The debate always is reducible to the same question: "What is the best
interest for the American Nation?" Note that the quiry does not say 'government'. The standard response of the interventionist
is to send the troops to foreign soil. In the process, the risk is real that our own form of Hamas 'American Style', is created
to achieve the objectives of CFR elites. If you doubt this conclusion, then answer why your support of the current foreign
policy, never produces any real security for our Nation? Could it be that your goal, is not really one of peace, but one directed
to force any dissenting country back into the fold of the International Community?
In your world, the more Afghanistan's the better. So why should we believe
that the terror will stop under your plan? We have suffered under this policy for over a hundred years. How much more success
can we stand, since body counts are seldom reported . . .
James Hall aka SARTRE
It is always amusing to hear the silliness of world experts, when their
international experience is confined to their lazy boy, watching 60 minutes. If the 'Guru of the Left' wants to be taken seriously,
travel outside your neighborhood and see for yourself the appreciation that the Third World has for American military presence.

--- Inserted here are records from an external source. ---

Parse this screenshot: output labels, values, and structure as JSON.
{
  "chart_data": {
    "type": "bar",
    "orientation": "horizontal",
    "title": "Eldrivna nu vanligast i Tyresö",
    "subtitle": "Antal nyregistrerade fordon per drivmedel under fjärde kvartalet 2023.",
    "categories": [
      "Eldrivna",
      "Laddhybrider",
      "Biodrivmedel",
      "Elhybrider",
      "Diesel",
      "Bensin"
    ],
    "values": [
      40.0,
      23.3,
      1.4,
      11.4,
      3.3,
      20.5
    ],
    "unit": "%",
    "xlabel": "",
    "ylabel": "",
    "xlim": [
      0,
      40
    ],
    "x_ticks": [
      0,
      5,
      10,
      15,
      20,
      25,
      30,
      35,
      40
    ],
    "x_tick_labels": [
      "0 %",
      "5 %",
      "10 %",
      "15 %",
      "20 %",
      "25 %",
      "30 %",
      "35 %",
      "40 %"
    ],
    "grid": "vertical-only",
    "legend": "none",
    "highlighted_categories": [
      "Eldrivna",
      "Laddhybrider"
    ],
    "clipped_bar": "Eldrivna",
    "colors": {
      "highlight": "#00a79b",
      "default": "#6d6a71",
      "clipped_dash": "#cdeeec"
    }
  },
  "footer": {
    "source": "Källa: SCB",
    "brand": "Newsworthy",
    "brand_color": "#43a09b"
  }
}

As usual, the basic point of a positive foreign policy escapes the internationalist.
Securing your own borders with stringent visa approvals, from potential
high risk entries, is the single most important step to bring real security to the U.S. Such a measure certainly doesn't resemble
a cower in the basement, but a vigilant defender of the home front. The illogical inference that terrorism can be eliminated
by rounding up the current crop of outlaws, while magnifying further resentment that accelerates the ranks of replacement,
is typical of these myopically challenged; interventionists.
If the protectors of the failed empire fear bin Laden, so much; what
is your response to the millions that hate the U.S., as much, if not more? You can't eliminate all the sponsor states with
your bombs, even though you wish. For a bleeding heart that loves democracy, why are you so eager to destroy such expressions
of self determination? If you want real solutions, drop the nonsense and discover the aspects of effective protection that
will secure our national interests.
You are better served with asking questions, than consistently failing
to provide useful answers. When you can master asking the correct question, you might start to get it. Al Qaeda didn't attack
Ireland or Switzerland! Those who support the NWO empire enforcement machine, identify themselves as the next bull's-eye for
attacks and inspire future generations of terrorists. Human conflict is the nature of the beast. Current methods to eliminate
the animal, only wounds it, and makes the brute more dangerous. Extinction is forever! What you are killing is not the untamed,
but the worthiness of the society which you claim to be protecting.